Tum tum cià, tum tum cià
- Gioca a Pes ma non firmare il MES - 
Tum tum cià, tum tum cià 
- Questa gente in segreto ci vuole tutti in debito, io voglio condividerlo perché il mio nome è Bond Eurobond -
Tum tum cià, tum tum cià 
E così via dicendo, una perla dietro l'altra.



"#VINCIAMONOI" di Alessandro Savino la butta sul groove per lanciare il suo messaggio. "In fondo al tunnel quella luce che tu vedi siamo noi" E se fosse un treno?


Ma veniamo al capolavoro, la ExKandescenze International di Gianni Tirelli produce questo video, testi di Tirelli - Galelli, riprese e montaggio Daniel Parretta.
Lo scippo a Personal Jesus dei Depeche Mode è palese quanto l'abbronzatura di un muratore a luglio, Gesù testimonial d'eccezione dei guerrieri pronti a morir per la patria.
Apoteosi nel momento in cui il messia rovescia una fila di tavoli incazzato come una biscia al grido di TUTTI A CASA.
Per chi avesse voglia di cantarla a squarciagola esiste anche la versione karaoke.

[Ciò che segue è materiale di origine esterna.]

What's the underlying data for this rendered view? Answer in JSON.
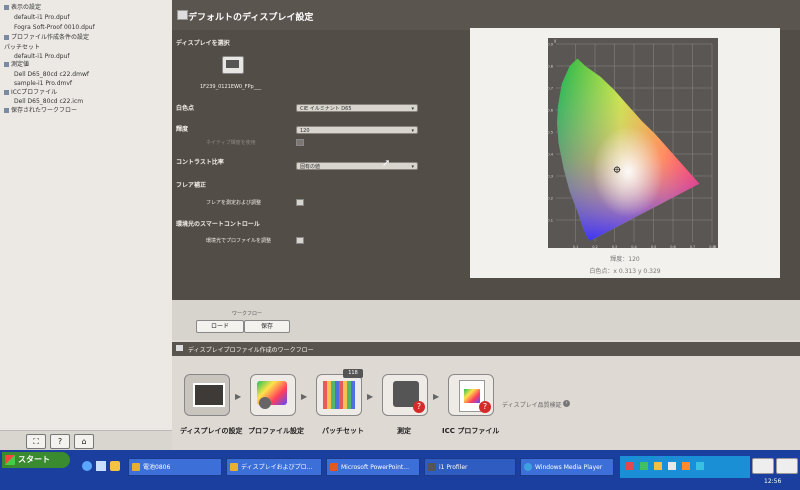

Oggi è la sera prima delle elezioni, domani questa gente voterà per eleggere dei parlamentari europei e chissà, forse qualcuno di loro è pure candidato.

Buonanotte Italia.

12/08/2010

Scopro e aggiorno immediatamente il post con la canzone di Andrea Tosatto, specialista in cover di canzoni di merda con i suoi testi riadattati, oltre che candidato capolista al senato per il M5S.
Ideato da Paola Masetti, il TG5STELLE con sottofondo di "Sono Solo Canzonette" di Bennato è un TG dove l'autore del testo di "satira politica" ironizza sulle larghe intese grazie a una delle migliori sequenze di luoghi comuni e frasi fatte mai concepite dallaggente.



Autore anche di IL MARÒ NON C'È PIÙ.